If the Holocaust Was Bad and Slavery in America Was Bad then Why Are Democrats Okay with Uyghur Muslim Internment Camps with Over One Million People in Forced Labor?
The industry’s solar energy supply chains are heavily reliant on Xinjiang, a Chinese region the US government and others say is the scene of genocide against the local ethnic Muslim Uyghur inhabitants
MORE PROOF THE MAINSTREAM MEDIA, LOCALLY AND NATIONALLY DO NOT REPORT ALL THE NEWS. THEY ONLY REPORT WHAT THEY WANT YOU TO KNOW AND SADLY EVEN A MAJORITY OF AMERICA’S REPORTERS ARE DUPED.
Democrats love the religion of green but they never seem to mention the 1,000,000 human slaves that are being used to make their green solar panels. Wonder why that is? Almost like the NBA and the sweatshops, they use to create the NBA gear and LeBron’s shoes.
The mass internment of Uyghurs and other Turkic Muslims in the camps has become the largest-scale arbitrary detention of ethnic and religious minorities since World War II. Many media outlets have reported that hundreds of thousands of Uyghurs, as well as Kazakhs, Kyrgyz, and other ethnic minorities, are held in the camps.

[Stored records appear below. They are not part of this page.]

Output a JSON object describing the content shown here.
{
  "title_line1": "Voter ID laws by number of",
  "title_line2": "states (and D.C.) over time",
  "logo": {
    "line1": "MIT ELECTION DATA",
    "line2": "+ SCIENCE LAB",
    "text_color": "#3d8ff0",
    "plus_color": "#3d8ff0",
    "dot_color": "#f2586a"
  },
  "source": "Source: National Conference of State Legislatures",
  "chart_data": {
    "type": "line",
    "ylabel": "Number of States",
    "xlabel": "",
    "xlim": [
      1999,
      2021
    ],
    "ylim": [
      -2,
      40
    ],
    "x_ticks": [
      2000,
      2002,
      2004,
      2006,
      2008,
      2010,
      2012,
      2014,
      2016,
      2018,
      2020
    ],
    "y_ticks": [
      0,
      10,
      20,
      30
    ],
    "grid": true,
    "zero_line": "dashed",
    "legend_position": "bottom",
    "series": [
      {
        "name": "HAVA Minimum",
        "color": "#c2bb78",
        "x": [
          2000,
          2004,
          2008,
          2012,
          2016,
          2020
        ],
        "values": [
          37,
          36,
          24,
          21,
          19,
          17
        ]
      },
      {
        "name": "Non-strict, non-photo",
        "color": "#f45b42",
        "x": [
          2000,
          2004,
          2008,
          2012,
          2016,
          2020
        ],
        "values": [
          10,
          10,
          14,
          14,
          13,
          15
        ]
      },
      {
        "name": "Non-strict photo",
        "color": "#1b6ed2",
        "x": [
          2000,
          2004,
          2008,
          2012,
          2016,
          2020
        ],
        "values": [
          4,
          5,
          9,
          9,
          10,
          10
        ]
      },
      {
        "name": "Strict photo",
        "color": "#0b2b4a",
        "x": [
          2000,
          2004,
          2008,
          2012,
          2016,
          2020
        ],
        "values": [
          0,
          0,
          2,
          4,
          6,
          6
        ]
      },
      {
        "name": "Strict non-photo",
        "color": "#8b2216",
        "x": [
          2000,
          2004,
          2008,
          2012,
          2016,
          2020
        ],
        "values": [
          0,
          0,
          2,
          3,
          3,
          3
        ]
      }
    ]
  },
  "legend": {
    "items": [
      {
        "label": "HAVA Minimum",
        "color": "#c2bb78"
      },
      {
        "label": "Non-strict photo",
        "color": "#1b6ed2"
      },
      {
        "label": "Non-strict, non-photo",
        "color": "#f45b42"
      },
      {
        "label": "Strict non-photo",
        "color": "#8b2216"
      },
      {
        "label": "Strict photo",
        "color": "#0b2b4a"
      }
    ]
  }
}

Companies and governments pushing for solar energy are confronting a previously overlooked roadblock, according to a new report.
The industry’s solar energy supply chains are heavily reliant on Xinjiang, a Chinese region the US government and others say is the scene of genocide against the local ethnic Muslim Uyghur inhabitants, The Wall Street Journal said.
At issue is polysilicon, an essential ingredient to most solar panels, which comes from this region of northwestern China, where human rights groups and US officials say China runs a sprawling network of internment camps that have held more than 1 million Uyghurs.
Experts in the renewable energy industry say they fear that Xinjiang, which makes about half of the world’s supply of polysilicon, as well as other essential materials, could have links to forced labor.
In recent months, global pressure has been mounting to curb trade with Xinjiang as both the US and the European Union are weighing legislation that could lead to import bans on products from the region, including polysilicon. In January, the US already banned imports on cotton and tomatoes from the area.
China is coming under increased scrutiny for its internment camps for Uyghurs in the northwestern province of Xinjiang.
The Uyghurs are a Muslim ethnic minority in far western China, but Beijing has detained hundreds of thousands of innocent Uyghurs and subjected them to a program that the Communist Party says offers them an escape from poverty and prevents the spread of radical Islam.
Satellite imagery and accounts from the region now show that detained Uyghurs are being put on production lines of factories built within internment camps. They essentially have no choice but to take the jobs and accept orders.
“These people who are detained provide free or low-cost forced labor for these factories,” said Mehmet Volkan Kasikci, a researcher in Turkey who has collected accounts of inmates in the factories by interviewing relatives who have left China.
The New York Times reports:
China has defied an international outcry against the vast internment program in Xinjiang, which holds Muslims and forces them to renounce religious piety and pledge loyalty to the party. The emerging labor program underlines the government’s determination to continue operating the camps despite calls from United Nations human rights officials, the United States and other governments to close them.
The program aims to transform scattered Uighurs, Kazakhs and other ethnic minorities — many of them farmers, shopkeepers and tradespeople — into a disciplined, Chinese-speaking industrial work force, loyal to the Communist Party and factory bosses, according to official plans published online.
Serikzhan Bilash, a founder of Atajurt Kazakh Human Rights, an organization in Kazakhstan that helps ethnic Kazakhs who have left neighboring Xinjiang, said he had interviewed relatives of 10 inmates who had told their families that they were made to work in factories after undergoing indoctrination in the camps.
They mostly made clothes, and they called their employers “black factories,” because of the low wages and tough conditions, he said.
The growing problem of forced labor in Uyghur internment camps should also send warning signs to companies importing goods from Xinjiang.
Hetian Taida, a company in Xinjiang that was shown on a prime-time state television broadcast promoting the camps, recently sent a container of T-shirts to Badger Sportswear, a company based in North Carolina. Still, it was unclear if the Hetian Taida factory shown on TV was within a detention camp or if the specific T-shirts sent to Badger Sportswear were produced by Uyghur inmates.
Ginny Gasswint, an executive at Badger Sportswear, said the company ordered a small amount of products from Xinjiang, and used Worldwide Responsible Accredited Production, a nonprofit certification organization, to ensure that its suppliers meet standards.
Seth Lennon, a spokesman for Worldwide, said that Hetian Taida had only recently enrolled in its program, but stressed that “We will certainly look into this.”